Thank god for the puzzles. But I’m warning you: the first crossword clue with the answer COVID-19, I’m cancelling my subscription.
Wednesday April 1
I take a load of green stuff to the tip. I’m out of the ute with my wallet before I see the sign: “DO NOT LEAVE YOUR VEHICLE AT ANY TIME”.
“Sorry,” I say to Rodney. “So many new rules.”
“No worries, mate,” Rodney says. “A feller from the council was here. They’re gunna stop people coming in.”
“You mean they’re closing the tip?”
“You’re all right, mate,” he says. “You’re in the trade. You’re an essential service.”
Me – an essential service?! Reader, a little bit of me swelled with a little bit of pride.
A man I’ve never seen before now walks his dog down my lane every evening. I imagine him released from drudgery, perhaps of a daily commute to the city. Children call to one another as they play in the bush across the lane. Such happy sounds! Perhaps some good will come out of all this.
The so-called “Aspen set” have become national scapegoats. The Age shamelessly incites the mob by referring to them as “rich Melbourne couple” but appends self-righteously “whom we have chosen not to name at this time”. Victorian MP Tim Smith refers to them as “flogs”. Is this a reference to Australia’s convict past? Letter writers and talkback callers debate the best form of punishment. Perhaps it’s time to revive hanging, drawing and quartering.
Thursday April 2
An update from Bass Coast Health. They’ve tested more than 400 people, of whom two were positive. Neither required hospital treatment. Testing is being carried out at Phillip Island Health Hub and Wonthaggi Hospital. Some people are being referred by their GP while others are coming to be tested of their own accord.

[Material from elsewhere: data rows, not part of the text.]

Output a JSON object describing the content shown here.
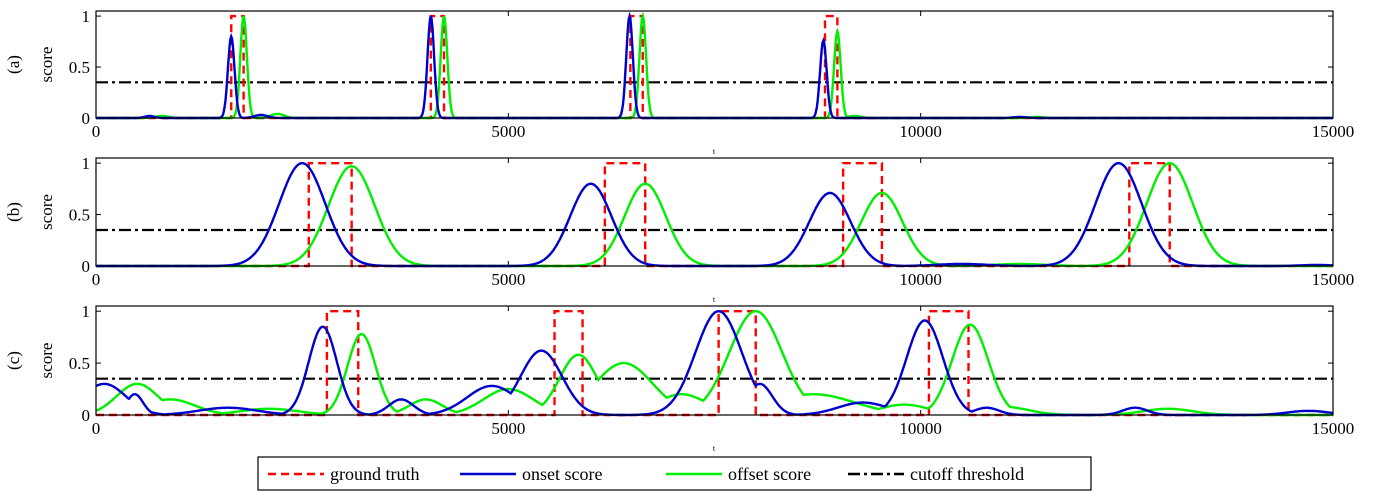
{
  "chart_data": [
    {
      "type": "line",
      "panel_label": "(a)",
      "ylabel": "score",
      "xlabel": "t",
      "xlim": [
        0,
        15000
      ],
      "ylim": [
        0,
        1.05
      ],
      "xticks": [
        "0",
        "5000",
        "10000",
        "15000"
      ],
      "yticks": [
        "0",
        "0.5",
        "1"
      ],
      "threshold": 0.35,
      "ground_truth": [
        [
          1640,
          1790
        ],
        [
          4060,
          4220
        ],
        [
          6480,
          6630
        ],
        [
          8840,
          8990
        ]
      ],
      "onset_peaks": [
        [
          1640,
          0.8,
          40
        ],
        [
          4060,
          1.0,
          40
        ],
        [
          6470,
          1.0,
          40
        ],
        [
          8820,
          0.76,
          40
        ],
        [
          650,
          0.02,
          60
        ],
        [
          2000,
          0.03,
          80
        ],
        [
          11200,
          0.01,
          80
        ]
      ],
      "offset_peaks": [
        [
          1790,
          1.0,
          40
        ],
        [
          4220,
          1.0,
          40
        ],
        [
          6630,
          1.0,
          40
        ],
        [
          8990,
          0.85,
          40
        ],
        [
          800,
          0.02,
          80
        ],
        [
          2200,
          0.04,
          80
        ],
        [
          9200,
          0.02,
          80
        ],
        [
          11400,
          0.01,
          80
        ]
      ]
    },
    {
      "type": "line",
      "panel_label": "(b)",
      "ylabel": "score",
      "xlabel": "t",
      "xlim": [
        0,
        15000
      ],
      "ylim": [
        0,
        1.05
      ],
      "xticks": [
        "0",
        "5000",
        "10000",
        "15000"
      ],
      "yticks": [
        "0",
        "0.5",
        "1"
      ],
      "threshold": 0.35,
      "ground_truth": [
        [
          2580,
          3100
        ],
        [
          6170,
          6660
        ],
        [
          9060,
          9530
        ],
        [
          12530,
          13020
        ]
      ],
      "onset_peaks": [
        [
          2500,
          1.0,
          280
        ],
        [
          6000,
          0.8,
          250
        ],
        [
          8900,
          0.71,
          250
        ],
        [
          12400,
          1.0,
          280
        ],
        [
          10500,
          0.02,
          300
        ],
        [
          14800,
          0.01,
          200
        ]
      ],
      "offset_peaks": [
        [
          3100,
          0.97,
          280
        ],
        [
          6660,
          0.8,
          250
        ],
        [
          9530,
          0.71,
          250
        ],
        [
          13020,
          1.0,
          280
        ],
        [
          11200,
          0.02,
          300
        ]
      ]
    },
    {
      "type": "line",
      "panel_label": "(c)",
      "ylabel": "score",
      "xlabel": "t",
      "xlim": [
        0,
        15000
      ],
      "ylim": [
        0,
        1.05
      ],
      "xticks": [
        "0",
        "5000",
        "10000",
        "15000"
      ],
      "yticks": [
        "0",
        "0.5",
        "1"
      ],
      "threshold": 0.35,
      "ground_truth": [
        [
          2800,
          3180
        ],
        [
          5560,
          5900
        ],
        [
          7550,
          8000
        ],
        [
          10100,
          10580
        ]
      ],
      "onset_peaks": [
        [
          2750,
          0.85,
          170
        ],
        [
          5400,
          0.62,
          250
        ],
        [
          7550,
          1.0,
          280
        ],
        [
          10050,
          0.91,
          220
        ],
        [
          100,
          0.3,
          260
        ],
        [
          470,
          0.2,
          100
        ],
        [
          1600,
          0.07,
          350
        ],
        [
          3700,
          0.15,
          150
        ],
        [
          4800,
          0.28,
          300
        ],
        [
          8050,
          0.3,
          150
        ],
        [
          9300,
          0.12,
          300
        ],
        [
          10800,
          0.07,
          150
        ],
        [
          12600,
          0.07,
          150
        ],
        [
          14700,
          0.04,
          250
        ]
      ],
      "offset_peaks": [
        [
          3220,
          0.78,
          170
        ],
        [
          5850,
          0.58,
          230
        ],
        [
          8000,
          1.0,
          320
        ],
        [
          10600,
          0.87,
          220
        ],
        [
          500,
          0.3,
          250
        ],
        [
          900,
          0.15,
          300
        ],
        [
          2100,
          0.06,
          350
        ],
        [
          4000,
          0.15,
          200
        ],
        [
          5000,
          0.25,
          300
        ],
        [
          6400,
          0.5,
          350
        ],
        [
          7100,
          0.2,
          300
        ],
        [
          8700,
          0.2,
          500
        ],
        [
          9800,
          0.1,
          300
        ],
        [
          11000,
          0.08,
          300
        ],
        [
          13000,
          0.06,
          300
        ]
      ]
    }
  ],
  "legend": {
    "placement": "bottom-center",
    "items": [
      {
        "label": "ground truth",
        "color": "#ff0000",
        "dash": "dashed"
      },
      {
        "label": "onset score",
        "color": "#0000cc",
        "dash": "solid"
      },
      {
        "label": "offset score",
        "color": "#00ee00",
        "dash": "solid"
      },
      {
        "label": "cutoff threshold",
        "color": "#000000",
        "dash": "dashdot"
      }
    ]
  }
}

I read Carolyn Landon’s essay on the deadly Spanish flu epidemic of 1918-19 and its impact on Wonthaggi (The Deadliest Epidemic). She notes that the first deaths occurred on March 14 with 100 people in care. One week later the deaths had risen to 16 with 130 patients in the hospitals. Over the next fortnight there were eight more deaths. And suddenly the epidemic was over, in time for Wonthaggi to mark the fourth Anzac Day in honour of its returned soldiers. Fingers crossed!
John C brings me some freshly picked Chilean guavas, tiny fragrant berries. His neighbour keeps bailing him up – well within the exclusion zone – to complain about “Chinese” in the supermarkets and “Chinese” coming into the country.
“If they’re coming into the country, they must be Australians,” John points out, but his neighbour will have none of it.

Chinese Australians are not the only ones copping it. The council’s Facebook page is flooded with messages from Phillip Islanders who want to stop outsiders, especially holiday home owners who want to spend their incarceration in more serene surroundings, close to the beach. Who can blame them? But we do.
On the Bass Coast Council Facebook page. Elisa posts: “Can the Bass Coast Council not have police at the Phillip Island Bridge or along the South Gipss HWY to ask people where they are going? Mandatory identification checks?”
Andrea asks: “Is it possible to close the bridge or have police presence at the Wonthaggi turnoff? No ID to show you’re local then no access.”
We are no longer Australians; we are no longer even Victorians. “We” are clean-living country folk and “they” are city slickers who will bring their germs with them and infect us. “They” are now the enemy.
Soon we will no longer even be Bass Coasters but hunker down into our towns and villages. Soon after that we’ll even start mistrusting our neighbours. George Orwell and Ray Bradbury, you warned us this is how it goes!